Avon indirectly causes the Liberator to be shot in the arse, as he has requisitioned Cally to communicate with Sopron. Tarrant accuses him of allowing the Sopron to warp his reasoning.
Avon: I understand that this ship is the most powerful in the galaxy and that you are the most astute space warfare commander…. Or so you keep telling us.
I’ll have to assume the Sopron really has warped Avon’s reasoning, as he misses the second most obvious possibility when he rescues the rest of the crew after they hijack the shipment and find themselves at the mercy of Federation guards. Surely the most obvious possibility would be a bunch of men hiding in the man-size crates.

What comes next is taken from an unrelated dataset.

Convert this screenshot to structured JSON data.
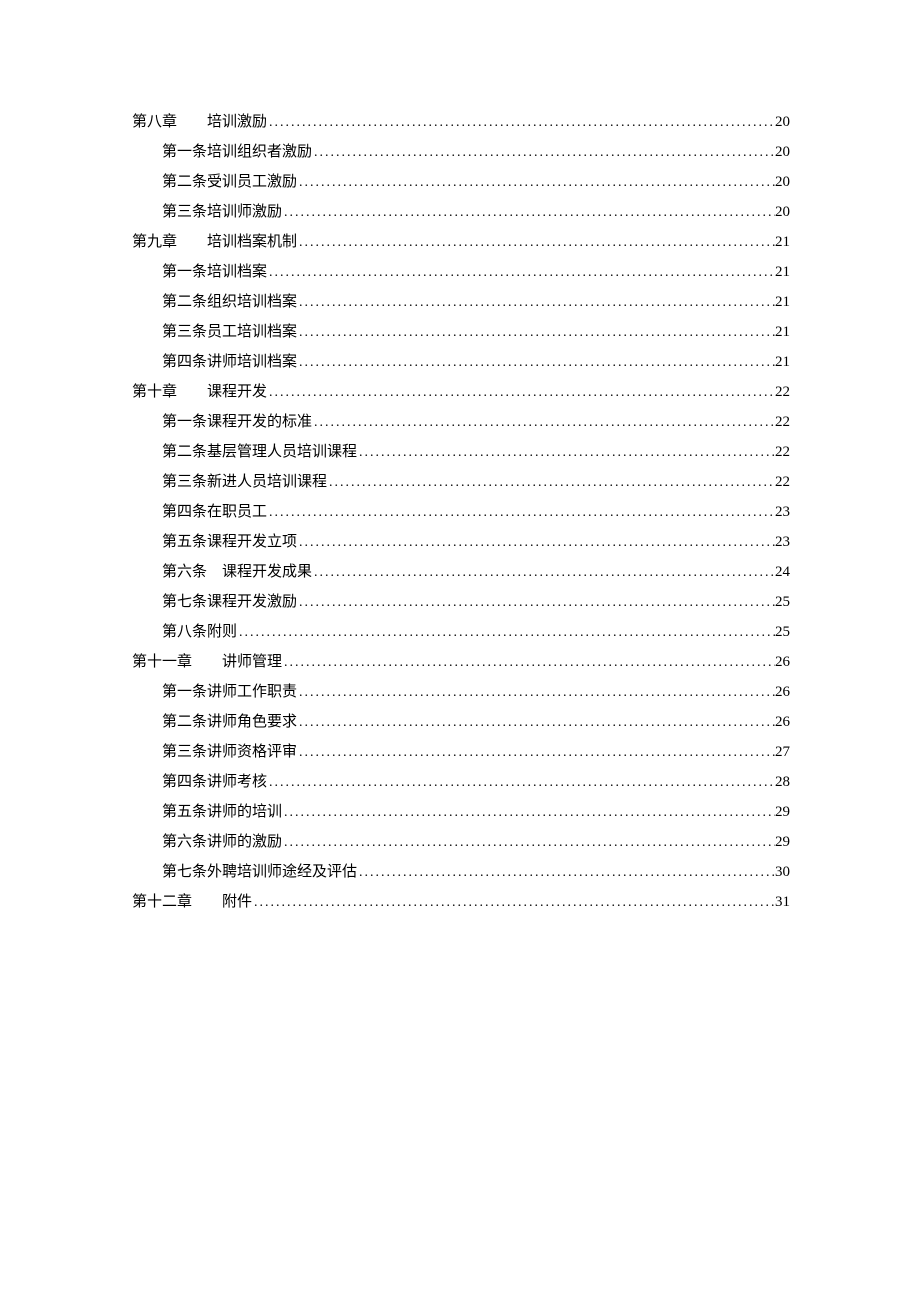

So that’s the third time this season the Liberator has been captured by the Federation. In only five episodes. Despite its ebbing power. Perhaps it’s a sign of the times; even Blake wasn’t immune at the tail-end of Season Two. It’s a nice touch that we don’t see the take-over, rather we learn that it has taken place by fact of Captain Shad Thames teleporting to Servalan’s base.
The shuttle guards are about as convincing as the Vardans in The Invasion of Time. Appropriate, since Gerald Blake directed both stories. Although I quite like Blake’s work on Invasion, there’s not a lot to distinguish it here.

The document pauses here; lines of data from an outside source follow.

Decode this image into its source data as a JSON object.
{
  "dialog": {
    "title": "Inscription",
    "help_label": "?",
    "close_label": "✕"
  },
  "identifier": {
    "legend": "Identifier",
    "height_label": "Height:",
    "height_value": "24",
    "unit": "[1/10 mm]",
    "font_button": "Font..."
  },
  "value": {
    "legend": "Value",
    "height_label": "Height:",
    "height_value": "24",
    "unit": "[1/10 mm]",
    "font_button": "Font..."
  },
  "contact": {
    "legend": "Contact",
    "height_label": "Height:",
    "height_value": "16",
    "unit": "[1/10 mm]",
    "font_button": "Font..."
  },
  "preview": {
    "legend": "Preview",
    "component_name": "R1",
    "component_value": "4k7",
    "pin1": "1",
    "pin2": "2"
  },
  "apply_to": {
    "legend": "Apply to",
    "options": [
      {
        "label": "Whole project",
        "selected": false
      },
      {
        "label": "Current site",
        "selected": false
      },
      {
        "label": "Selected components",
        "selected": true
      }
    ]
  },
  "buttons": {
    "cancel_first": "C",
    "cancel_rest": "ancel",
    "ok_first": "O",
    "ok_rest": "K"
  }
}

Servalan addressing Tarrant just seems wrong when she arrives on the Liberator. She’s said bugger-all to him before now. She played tonsil hockey with Avon a couple of weeks back but he’s left playing Number Two? Fortunately, he eventually turns the tables, kind of, by ensuring that Zen only obeys her commands after she has teleported the crew down to a planet with a breathable atmosphere. Which is Kairos. Oops! Still, Avon’s had Sopron on his mind.
Down on the surface, Avon heads off alone (“I’ll work out my own salvation”) and discovers a proto-space age landing module.

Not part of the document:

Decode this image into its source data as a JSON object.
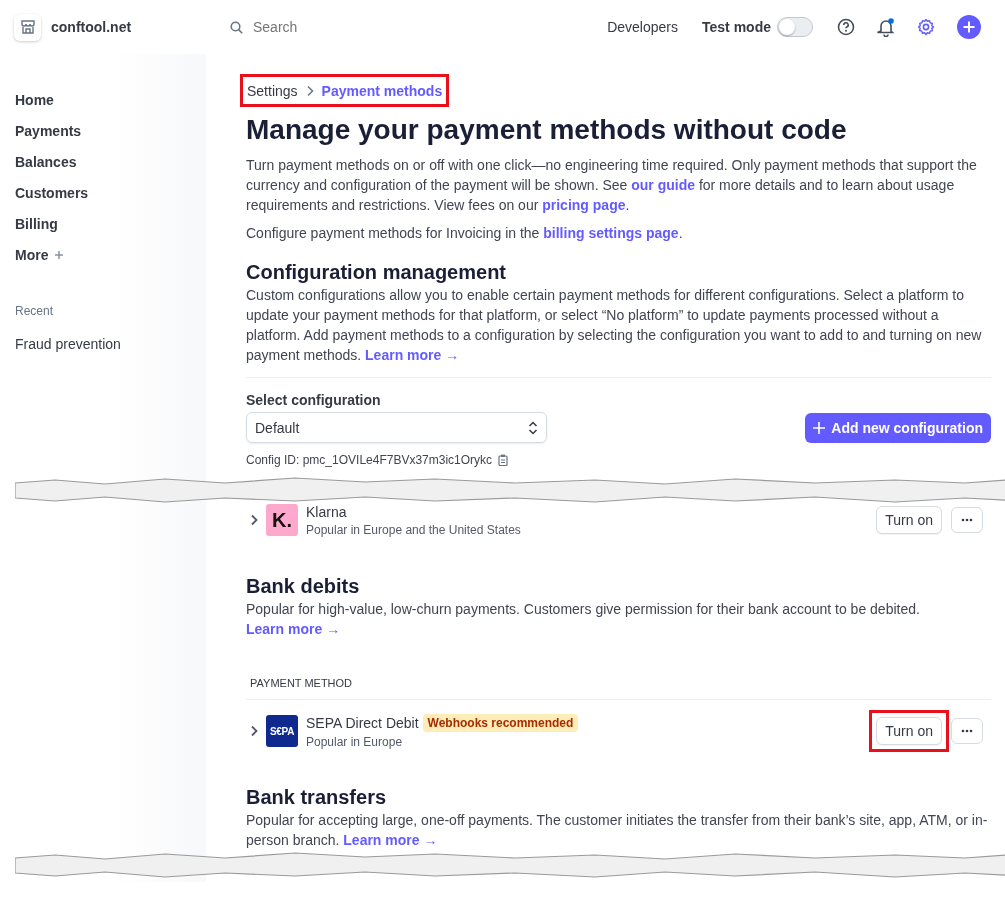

There’s no good reason for this to be here. But we’ve just had an episode featuring a golf buggy with teeth, so nothing is too surprising by this point.
Servalan couldn’t let it lie, as Steed has written the story into a corner and he needs a way for the crew to escape. At least vaguely legitimately. Which this isn’t. So she bizarrely requests that Jarvik proves himself by confronting Tarrant face-to-face, retrieving the crew’s bracelets. And because he’s all-man he agrees.
The craptastic giant insect beggars belief. The designers on this show really can’t do creatures, can they?
And then Dayna finds herself about to be killed by one (they’ll devour anyone who smells of Kairopan), is saved by Tarrant, who then has to fight Jarvik, who wins and then fights Dayna, who is doing pretty well until Jarvik teleports her back to the Liberator.
There’s a studious ineptitude to this sequence. Only the no-less-bizarre Avon plotline holds out any hope. There must be some reason he’s so into this bloody rock.
Avon: This happens to be the most sophisticated life form it has ever been my pleasure to come across, present company not excepted.
The solution is to cram aboard the lunar module and set off for the Liberator (narrowly avoiding Servalan strafing this area of the planet). Luckily for them, Sopron is revealed to be a “distorting mirror” and Avon has managed to build an artificial Sopron into the module (don’t ask how).
Previously, Zen, Orac and Cally all came up with different ideas of what it was and now Zen describes the module as a craft with assault capabilities greater than the Liberator.
I like the essential idea of this, but I’m with Jarvik when he bursts into hysterics, not remotely believing that the image of the module corresponds to Zen’s description. Yet President Servalan believes it. Presumably because they need someone to act as much of an idiot as Travis used to, now he’s gone.
It’s nearly the end of the episode so Jarvik is called on to get in the way of Shad Thames shooting at Dayna
Tarrant: He was a special sort of man.
Avon: Spare us the eulogy. He was a Federation thug.
Tarrant: No. No, that isn’t what he was.
Tarrant’s right, he wasn’t a thug. He was a demented caricature of masculine prowess. But I’m not sure to what end.